Sosiolog Universitas Sumatera Utara (USU), Prof. Badaruddin MSi. (Ist)
Iklan

MEDAN, Waspada.co.id – Merespon meningkatnya angka Covid-19, Sosiolog mengatakan karena terjadi distrust dalam masyarakat terhadap pemerintah dan Pilkada 2020 akan berpotensi menjadi kluster baru.

Hal tersebut disampaikan oleh Sosiolog Universitas Sumatera Utara (USU), Prof. Badaruddin MSi kepada Waspada Online yang dikonfirmasi melalui seluler, Jumat (25/9).

“Saya pikir, saat ini kita sedang mengalami multi-distrust, sehingga sebagian masyarakat itu beranggapan virus ini, ya biasa saja,” katanya.

Dikatakan, perihal distrust ini disebabkan atas tidak konsistennya pemerintah dalam membuat kebijakan.
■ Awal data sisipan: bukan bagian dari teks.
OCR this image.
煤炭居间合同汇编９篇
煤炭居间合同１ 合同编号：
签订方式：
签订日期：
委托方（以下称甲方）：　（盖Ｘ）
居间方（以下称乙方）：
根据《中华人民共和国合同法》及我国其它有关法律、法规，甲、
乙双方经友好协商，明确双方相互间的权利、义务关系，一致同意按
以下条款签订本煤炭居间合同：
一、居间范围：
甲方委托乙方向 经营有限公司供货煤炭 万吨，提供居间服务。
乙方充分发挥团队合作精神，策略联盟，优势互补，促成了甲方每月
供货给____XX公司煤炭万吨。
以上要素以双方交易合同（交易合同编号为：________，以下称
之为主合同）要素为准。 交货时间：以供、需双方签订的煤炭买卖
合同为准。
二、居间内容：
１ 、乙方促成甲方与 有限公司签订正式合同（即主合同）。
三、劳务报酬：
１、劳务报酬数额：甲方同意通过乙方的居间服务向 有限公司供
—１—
Alhasil masyarakat kurang memahami kondisi genting yang sedang dihadapi.

“Misalnya dulu tidak diwajibkan pakai masker. Lalu kemudian tiba-tiba sekarang wajib masker. Memang kita juga gak bisa menyalah sepenuhnya pemerintah karena dulu WHO sempat bilang gak perlu memakainya,” ungkapnya.

iklan

Badarudin mengungkapkan, Sebagian masyarakat dapat menerima informasi tersebut, akan tetapi selebihnya tidak. Kemudian juga pemerintah seharusnya konsisten, kalau memang prorioritas menyiapi persoalan kesehatan.

“Tunjukkan kalau kita memang prorioritas di situ dan sisi ekonomi mesti ikut mendorong penerapannya,” ujarnya.

Selain itu faktor lain menurut Dosen Sosiolog Fisip USU ini, bahwa masyarakat sangat tidak terbiasa dengan apa yang disampaikan dalam protokol kesehatan.

“Sebab tradisi kita suka berkumpul susah untuk dipinggirkan. Terlebih juga tidak terbiasa mencuci tangan dan memakai masker. Jadi selain himbauan yang terus menerus disampaikan. Memang harus ada penegakan hukumnya. Sehingga sanksi dan sosialisasi juga terus diberikan kepada masyarakat,” bebernya.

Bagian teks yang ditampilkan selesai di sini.